Is FTP transfer secure?
No. In fact, it is very insecure. FTP transfers are not encrypted, which means that anybody spying on your traffic can see the files you are sending and your FTP credentials. SFTP transfers do use encryption and are a better alternative, but they have no control over what happens after a user downloads a file.
How do users view Locklizard secure PDF documents?
Users install a Viewer app on their desktop (Windows & Mac) or mobile device (iOS & Android) or they can access files in a browser. Once they have received their license file by email, they click to activate it. They can then view any secure documents you have authorized for them to access.
Why are passwords not the best way to securely share documents?
Password protection has many failings. The main one being is that users can share passwords with others.

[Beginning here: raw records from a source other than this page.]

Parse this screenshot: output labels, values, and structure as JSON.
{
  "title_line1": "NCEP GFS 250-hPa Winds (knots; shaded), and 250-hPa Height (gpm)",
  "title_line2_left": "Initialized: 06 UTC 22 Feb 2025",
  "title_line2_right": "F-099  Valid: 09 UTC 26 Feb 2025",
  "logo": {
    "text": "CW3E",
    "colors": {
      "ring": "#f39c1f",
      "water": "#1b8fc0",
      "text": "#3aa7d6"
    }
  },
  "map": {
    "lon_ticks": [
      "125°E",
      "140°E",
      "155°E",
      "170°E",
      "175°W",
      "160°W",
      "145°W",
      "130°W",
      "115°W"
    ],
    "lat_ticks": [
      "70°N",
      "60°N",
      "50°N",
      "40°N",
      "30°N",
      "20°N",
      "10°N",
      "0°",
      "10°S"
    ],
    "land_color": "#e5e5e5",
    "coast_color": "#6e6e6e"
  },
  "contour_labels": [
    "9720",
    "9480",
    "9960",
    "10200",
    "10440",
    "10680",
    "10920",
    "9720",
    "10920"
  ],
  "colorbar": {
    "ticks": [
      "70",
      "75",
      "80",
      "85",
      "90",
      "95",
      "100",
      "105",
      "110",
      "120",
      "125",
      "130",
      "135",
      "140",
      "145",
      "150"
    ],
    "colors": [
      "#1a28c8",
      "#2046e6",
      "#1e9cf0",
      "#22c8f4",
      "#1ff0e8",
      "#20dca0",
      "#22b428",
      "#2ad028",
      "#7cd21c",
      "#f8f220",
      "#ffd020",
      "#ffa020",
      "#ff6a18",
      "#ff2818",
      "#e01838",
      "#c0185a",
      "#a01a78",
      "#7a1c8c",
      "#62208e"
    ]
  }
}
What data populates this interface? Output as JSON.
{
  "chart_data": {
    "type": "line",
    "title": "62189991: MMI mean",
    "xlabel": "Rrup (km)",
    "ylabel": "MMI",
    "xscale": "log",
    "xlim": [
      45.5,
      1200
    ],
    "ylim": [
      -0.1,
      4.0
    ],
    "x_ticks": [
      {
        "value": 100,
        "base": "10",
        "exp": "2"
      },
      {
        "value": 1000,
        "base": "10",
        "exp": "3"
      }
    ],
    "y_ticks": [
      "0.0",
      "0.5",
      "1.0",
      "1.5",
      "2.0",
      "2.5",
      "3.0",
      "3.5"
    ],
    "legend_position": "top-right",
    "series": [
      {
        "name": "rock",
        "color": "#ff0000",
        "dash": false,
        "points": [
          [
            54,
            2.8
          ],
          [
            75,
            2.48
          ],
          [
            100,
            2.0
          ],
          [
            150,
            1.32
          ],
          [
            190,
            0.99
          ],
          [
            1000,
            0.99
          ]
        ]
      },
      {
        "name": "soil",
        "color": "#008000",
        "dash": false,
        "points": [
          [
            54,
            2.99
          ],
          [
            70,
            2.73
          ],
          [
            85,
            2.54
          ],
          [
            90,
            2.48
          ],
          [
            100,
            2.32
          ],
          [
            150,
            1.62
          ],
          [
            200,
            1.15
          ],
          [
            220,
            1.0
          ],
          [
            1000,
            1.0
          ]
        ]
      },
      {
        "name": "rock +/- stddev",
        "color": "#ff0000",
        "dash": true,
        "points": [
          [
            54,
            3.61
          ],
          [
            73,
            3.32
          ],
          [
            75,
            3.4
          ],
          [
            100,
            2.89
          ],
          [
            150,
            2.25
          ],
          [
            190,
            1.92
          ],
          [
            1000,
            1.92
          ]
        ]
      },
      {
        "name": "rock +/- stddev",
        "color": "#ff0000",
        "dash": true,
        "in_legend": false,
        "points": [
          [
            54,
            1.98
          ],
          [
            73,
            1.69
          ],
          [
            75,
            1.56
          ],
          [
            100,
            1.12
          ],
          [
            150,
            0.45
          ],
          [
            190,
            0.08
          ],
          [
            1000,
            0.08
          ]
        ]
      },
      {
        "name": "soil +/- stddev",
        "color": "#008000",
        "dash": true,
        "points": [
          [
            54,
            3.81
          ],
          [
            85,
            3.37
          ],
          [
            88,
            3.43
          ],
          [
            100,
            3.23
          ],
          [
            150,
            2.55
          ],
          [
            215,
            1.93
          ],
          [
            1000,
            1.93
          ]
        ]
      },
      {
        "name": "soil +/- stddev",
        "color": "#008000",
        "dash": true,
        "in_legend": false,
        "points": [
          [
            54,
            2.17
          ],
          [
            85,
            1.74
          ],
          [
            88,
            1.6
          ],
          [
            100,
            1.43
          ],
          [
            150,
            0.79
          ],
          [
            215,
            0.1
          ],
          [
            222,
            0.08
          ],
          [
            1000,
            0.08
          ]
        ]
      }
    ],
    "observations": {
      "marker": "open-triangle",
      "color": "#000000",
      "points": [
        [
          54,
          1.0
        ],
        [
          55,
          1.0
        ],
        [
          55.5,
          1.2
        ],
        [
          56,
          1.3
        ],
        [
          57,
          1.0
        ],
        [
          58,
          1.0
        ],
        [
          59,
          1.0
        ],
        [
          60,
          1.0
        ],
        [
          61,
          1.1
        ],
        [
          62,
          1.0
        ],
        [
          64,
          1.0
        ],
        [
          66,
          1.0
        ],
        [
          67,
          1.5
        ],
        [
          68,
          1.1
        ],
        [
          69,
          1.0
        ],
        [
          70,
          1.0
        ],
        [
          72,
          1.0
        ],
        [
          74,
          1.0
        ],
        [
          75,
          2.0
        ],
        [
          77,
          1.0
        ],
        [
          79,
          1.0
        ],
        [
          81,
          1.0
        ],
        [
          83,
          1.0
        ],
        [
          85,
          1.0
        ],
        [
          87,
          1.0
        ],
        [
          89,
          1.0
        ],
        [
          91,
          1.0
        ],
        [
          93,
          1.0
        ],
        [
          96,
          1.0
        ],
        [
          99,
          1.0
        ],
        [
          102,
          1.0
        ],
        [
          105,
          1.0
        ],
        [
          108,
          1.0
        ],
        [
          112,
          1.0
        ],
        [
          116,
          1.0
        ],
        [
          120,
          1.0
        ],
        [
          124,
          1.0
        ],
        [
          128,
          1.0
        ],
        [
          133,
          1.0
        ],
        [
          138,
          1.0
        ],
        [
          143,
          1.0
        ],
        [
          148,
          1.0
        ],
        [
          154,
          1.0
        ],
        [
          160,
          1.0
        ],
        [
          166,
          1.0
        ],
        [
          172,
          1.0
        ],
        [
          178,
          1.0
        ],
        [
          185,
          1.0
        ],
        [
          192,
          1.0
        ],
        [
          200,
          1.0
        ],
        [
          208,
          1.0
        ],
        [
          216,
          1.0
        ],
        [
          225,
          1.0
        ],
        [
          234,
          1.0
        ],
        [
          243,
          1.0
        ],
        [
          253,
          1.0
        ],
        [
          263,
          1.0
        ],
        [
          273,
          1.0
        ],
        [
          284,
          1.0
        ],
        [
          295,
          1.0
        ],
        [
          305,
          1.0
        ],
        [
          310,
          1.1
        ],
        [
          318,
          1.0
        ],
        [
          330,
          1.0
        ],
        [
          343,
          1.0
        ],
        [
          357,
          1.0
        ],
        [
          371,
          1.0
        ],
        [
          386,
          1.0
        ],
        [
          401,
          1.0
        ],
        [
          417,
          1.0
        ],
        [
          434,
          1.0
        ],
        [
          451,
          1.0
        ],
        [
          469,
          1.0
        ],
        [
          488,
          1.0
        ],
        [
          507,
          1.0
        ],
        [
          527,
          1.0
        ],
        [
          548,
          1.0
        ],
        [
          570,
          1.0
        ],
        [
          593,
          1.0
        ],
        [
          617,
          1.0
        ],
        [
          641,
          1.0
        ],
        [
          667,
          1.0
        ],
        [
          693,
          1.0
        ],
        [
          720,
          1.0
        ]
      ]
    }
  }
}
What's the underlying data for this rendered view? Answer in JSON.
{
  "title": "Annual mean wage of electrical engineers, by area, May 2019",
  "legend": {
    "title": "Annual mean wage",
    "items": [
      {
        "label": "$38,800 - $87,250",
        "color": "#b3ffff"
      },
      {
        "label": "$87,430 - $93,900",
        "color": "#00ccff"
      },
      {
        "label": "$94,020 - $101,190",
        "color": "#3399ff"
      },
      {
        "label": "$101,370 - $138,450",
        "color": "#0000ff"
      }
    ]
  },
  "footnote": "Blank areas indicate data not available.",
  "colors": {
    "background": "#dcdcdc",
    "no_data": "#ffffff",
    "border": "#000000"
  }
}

In terms of data security, a strong password may not be easily cracked, but if the object is to prevent authorized users from sharing your files then they provide little in the way of protection. If you need secure file sharing for business and want to prevent sharing and copying, then only DRM can achieve this.
What is the safest way to share confidential documents?
The safest way to share or send confidential and sensitive documents is to protect them using DRM software first. You can then prevent unauthorized sharing, copying, editing, printing, etc. If you just encrypt a document you have no control over it once it has been decrypted – so users can share it freely with others.
Which is better, cloud-based or on-premise for sharing files securely?
They both provide the same security controls and sharing options but have their own advantages and disadvantages.
Cloud-based: you have to upload unprotected files to someone else’s server where they may be compromised. You are usually locked into monthly pricing. The sharing service however is available straight-away and you do not have to maintain a server.
On-premise: you have full control over your unprotected files. Perpetual licenses may be available making it a lot cheaper. You have to configure and maintain a server.
Are there other ways a business can share files securely?
Yes, we have not mentioned a VPN (Virtual Private Network), peer-to-peer solutions, or distribution via a USB device. These can all be used as a free secure file-sharing platform but are beyond the scope of this blog.